= Muslim Youth uprising =

The Muslim Youth uprising is the official name given to an unsuccessful "Islamic revolution" that was set to take place in Egypt on November 28, 2014. The Salafist Front, an Islamist organization which is part of the now banned Muslim Brotherhood-led Anti-Coup Alliance, had initially planned for the uprising earlier in November. The protests' main goal was to establish the "Islamic identity" in Egypt, which they claim to have been hijacked by "secular conspiracies".

== Security response ==
On November 25, Egypt's interior minister, Mohamed Ibrahim, vowed to use lethal force against any attempts to assault public facilities. He said that his forces would use "all means" necessary to fight "terrorist factions". The same day, Ibrahim held a meeting with heads of different police departments and security directors of Greater Cairo to discuss plans to counter any anticipated acts of violence. The meeting also included other government departments such as communications, information technology and transportation.

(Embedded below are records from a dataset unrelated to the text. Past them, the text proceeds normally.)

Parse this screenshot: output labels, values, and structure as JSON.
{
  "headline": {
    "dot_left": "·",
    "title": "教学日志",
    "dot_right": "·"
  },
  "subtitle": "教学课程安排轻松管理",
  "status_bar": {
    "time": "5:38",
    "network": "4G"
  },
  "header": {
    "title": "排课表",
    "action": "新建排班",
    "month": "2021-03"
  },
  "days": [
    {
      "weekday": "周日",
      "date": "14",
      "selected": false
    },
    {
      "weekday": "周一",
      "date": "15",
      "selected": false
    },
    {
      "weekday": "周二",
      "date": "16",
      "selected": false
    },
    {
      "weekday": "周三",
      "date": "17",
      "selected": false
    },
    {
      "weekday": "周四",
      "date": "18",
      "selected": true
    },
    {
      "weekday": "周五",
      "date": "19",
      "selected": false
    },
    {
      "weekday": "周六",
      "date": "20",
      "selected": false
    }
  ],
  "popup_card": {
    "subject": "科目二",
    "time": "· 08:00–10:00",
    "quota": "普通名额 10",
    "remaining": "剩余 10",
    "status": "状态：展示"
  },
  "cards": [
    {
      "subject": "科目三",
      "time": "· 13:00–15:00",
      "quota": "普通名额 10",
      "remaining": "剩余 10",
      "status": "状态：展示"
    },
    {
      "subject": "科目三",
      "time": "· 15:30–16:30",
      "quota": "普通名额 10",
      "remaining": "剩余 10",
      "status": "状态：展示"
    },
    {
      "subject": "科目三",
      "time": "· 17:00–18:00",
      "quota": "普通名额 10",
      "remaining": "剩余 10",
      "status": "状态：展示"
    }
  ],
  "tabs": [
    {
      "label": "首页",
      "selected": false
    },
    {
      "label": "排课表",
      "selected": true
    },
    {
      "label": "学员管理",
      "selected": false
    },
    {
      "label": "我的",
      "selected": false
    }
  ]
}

Security officials have been mainly worried that the supposed protests would be used as a cover by the insurgent group Ansar Bayt al-Maqdis, which recently pledged allegiance to the Islamic State of Iraq and the Levant, to carry out bombings and attacks on this day.

== Attacks ==
Two senior army officers were killed, including a brigadier-general who was killed in a drive-by shooting in Abu Zaabal. Two army conscripts were also injured.